At this time the sun begins to return to us, and our days receive their increase of light. Upon the day of Christs Nativity, the Sun of righteousness came and arose upon us, and the light of grace received a great increase; John was not that light, he was a light indeed, but a decreasing one, mixt with darkness; but Christ was that light, that clear light, increasing unto perfect day.
So much our venerable countryman, making it clear unto us, that the day of the winter solstice, and the eight of the calends of January, and the twenty fifth day of December, were all one and the same day; that our Saviours was born thereupon, and that it was kept holy in the remembrance thereof, over the whole world, by God’s children in their several ages; and throughout the days that he lived in.
For the next century, we produced John Damascene, who flourished about the year 731 and is a witness of the general observation of this day, from 700 to 800 who was equal to Bede; and as Bede did witness of for the west, so he for the east.
For the next century, extending to the year 900 we shall produce
Rabanus Maurus, abbot of Fulda, and afterward Bishop of Mentz, and president of the Great Synod there, held under Losharius the emperor, for convicting of Godescalcus, anno 848.
Haymo, bishop of Halberstad, kinsman to Bede, and scholar to Alcuinus our countryman.
Theophylact, archbishop of Bulgaria, in his commentaries upon Luke, all which did flourish in this century.
For the next century, and the next following, till the year 1070 we bring in Oecumenius a Greek father, famous in that dark age.
For the next, ______ St. Bernard, the last of all the fathers, who though he lived in the time of the schoolmen, whose beginning we reckon from the year 1050 ( of whom Lanfranke, archbishop of Canterbury was the first ) yet he is reckoned for a father, and gives us a clear testimony of the due observance of the day, in a special manner for his time, in those many sermons that he preached thereupon.
As in his first sermon, Great ( my dearly Beloved ) is the solemnization of the day of our Lords Nativity. But the shortness of the day will compel me to make a short sermon; and no marvel, seeing the Father did as this day, shorten or abbreviate the WORD.
Again in his second sermon, he puts the question, why he was born in the winter, in the night, in such cold weather, in the dark ? Shall (saith he) we believe that it was only by chance ?
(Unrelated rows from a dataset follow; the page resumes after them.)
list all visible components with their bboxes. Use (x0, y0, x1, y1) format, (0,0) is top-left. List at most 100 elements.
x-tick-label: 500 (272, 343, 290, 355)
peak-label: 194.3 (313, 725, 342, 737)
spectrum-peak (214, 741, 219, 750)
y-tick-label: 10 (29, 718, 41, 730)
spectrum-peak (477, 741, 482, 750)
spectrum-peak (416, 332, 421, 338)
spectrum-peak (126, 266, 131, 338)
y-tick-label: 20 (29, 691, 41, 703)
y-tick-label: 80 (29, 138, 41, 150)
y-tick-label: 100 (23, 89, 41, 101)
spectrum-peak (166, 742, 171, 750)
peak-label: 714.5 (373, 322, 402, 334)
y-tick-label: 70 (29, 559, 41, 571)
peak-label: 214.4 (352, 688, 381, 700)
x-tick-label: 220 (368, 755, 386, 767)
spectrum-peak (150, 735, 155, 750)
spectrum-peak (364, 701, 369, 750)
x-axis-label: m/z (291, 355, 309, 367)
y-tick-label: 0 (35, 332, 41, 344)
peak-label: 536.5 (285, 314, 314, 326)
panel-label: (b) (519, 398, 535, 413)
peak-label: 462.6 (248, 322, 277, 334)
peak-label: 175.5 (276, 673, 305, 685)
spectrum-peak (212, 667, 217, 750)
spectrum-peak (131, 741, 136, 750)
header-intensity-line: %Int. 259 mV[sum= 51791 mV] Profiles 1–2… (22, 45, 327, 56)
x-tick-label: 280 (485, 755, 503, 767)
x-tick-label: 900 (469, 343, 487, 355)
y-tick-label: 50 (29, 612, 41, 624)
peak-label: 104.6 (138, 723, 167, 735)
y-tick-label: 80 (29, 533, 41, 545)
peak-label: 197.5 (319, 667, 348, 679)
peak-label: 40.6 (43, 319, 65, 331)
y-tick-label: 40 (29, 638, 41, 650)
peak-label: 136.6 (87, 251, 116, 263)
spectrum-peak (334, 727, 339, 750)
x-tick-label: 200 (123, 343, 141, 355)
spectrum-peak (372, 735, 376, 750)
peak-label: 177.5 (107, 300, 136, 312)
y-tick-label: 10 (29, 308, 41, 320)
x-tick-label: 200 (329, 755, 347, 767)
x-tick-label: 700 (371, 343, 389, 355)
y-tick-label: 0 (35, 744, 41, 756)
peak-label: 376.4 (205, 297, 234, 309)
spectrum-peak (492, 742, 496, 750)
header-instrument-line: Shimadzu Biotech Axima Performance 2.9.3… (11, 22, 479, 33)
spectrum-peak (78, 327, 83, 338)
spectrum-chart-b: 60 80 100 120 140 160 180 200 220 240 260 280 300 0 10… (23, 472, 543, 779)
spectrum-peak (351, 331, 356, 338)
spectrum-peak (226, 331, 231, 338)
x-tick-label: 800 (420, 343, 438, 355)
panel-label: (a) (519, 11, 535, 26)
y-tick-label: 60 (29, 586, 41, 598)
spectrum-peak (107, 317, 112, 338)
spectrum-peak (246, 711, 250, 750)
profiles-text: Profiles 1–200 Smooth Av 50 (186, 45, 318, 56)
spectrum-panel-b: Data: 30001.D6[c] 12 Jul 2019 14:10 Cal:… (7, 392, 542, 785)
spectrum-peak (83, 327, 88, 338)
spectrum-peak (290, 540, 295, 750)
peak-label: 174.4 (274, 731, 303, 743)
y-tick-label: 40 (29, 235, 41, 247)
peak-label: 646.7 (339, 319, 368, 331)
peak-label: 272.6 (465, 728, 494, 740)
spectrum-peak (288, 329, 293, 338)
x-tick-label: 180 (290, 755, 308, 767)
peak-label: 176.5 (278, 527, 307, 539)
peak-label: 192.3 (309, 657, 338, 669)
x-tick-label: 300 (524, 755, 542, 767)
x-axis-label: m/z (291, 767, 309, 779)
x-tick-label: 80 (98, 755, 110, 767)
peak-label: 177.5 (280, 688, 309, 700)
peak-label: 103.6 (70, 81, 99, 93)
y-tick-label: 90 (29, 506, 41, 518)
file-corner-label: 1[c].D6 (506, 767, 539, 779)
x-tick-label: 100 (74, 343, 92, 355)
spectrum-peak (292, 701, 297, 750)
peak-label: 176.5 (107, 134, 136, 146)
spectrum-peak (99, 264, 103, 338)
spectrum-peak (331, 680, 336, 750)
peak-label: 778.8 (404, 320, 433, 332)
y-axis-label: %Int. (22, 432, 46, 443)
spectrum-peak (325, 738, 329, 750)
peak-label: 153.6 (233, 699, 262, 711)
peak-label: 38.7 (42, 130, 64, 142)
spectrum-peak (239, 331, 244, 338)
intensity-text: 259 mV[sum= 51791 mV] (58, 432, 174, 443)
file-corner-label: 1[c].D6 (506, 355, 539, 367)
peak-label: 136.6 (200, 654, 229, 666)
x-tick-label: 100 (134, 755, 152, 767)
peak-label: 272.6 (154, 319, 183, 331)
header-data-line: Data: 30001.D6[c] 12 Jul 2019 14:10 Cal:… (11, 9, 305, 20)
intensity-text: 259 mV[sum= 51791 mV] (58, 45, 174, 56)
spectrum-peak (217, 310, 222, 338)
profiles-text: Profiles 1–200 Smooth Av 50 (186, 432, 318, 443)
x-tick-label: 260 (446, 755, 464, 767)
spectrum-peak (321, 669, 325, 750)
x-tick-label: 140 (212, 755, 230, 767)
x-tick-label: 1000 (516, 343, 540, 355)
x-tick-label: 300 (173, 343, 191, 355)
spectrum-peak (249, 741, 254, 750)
He answers, Other children do not choose the time when they shall be born, because they have no use of reason, liberty of choice, faculty of deliberation; but Christ although he was man, was in the beginning with the Father: He was then God, the same in wisdom and power that he is now, as being the power and wisdom of God; therefore he the Son of God, being about to be born, in whose power it was, to choose what time he pleased, he chose that which was most troublesome chiefly for a little child, and the son of a poor Mother, who scarce had any cloths to wrap him in, to show that he was not from the earth, but from Heaven.
Much more might be collected out of the works of this holy father, but so much may suffice.
Thus we have proved by the testimony of so many fathers, men famous in their generations, that for almost twelve hundred years, the day of Christs birth was kept constantly, annually universally, by all Christians over the whole world, religiously, holily, and that upon the twenty fifth day of December, according as it hath been the custom of the Church of England, following the ancient and laudable custom of the primitive church.
The corrupt time of the Church follows, from the forementioned time till the year 1517 when the Church began to be reformed in diverse nations, yet she did never in the time of her corruption, so far fall away from the love of her Saviour, as not to keep the day of his birth, though with diverse superstitions, as is willingly objected, and confessed.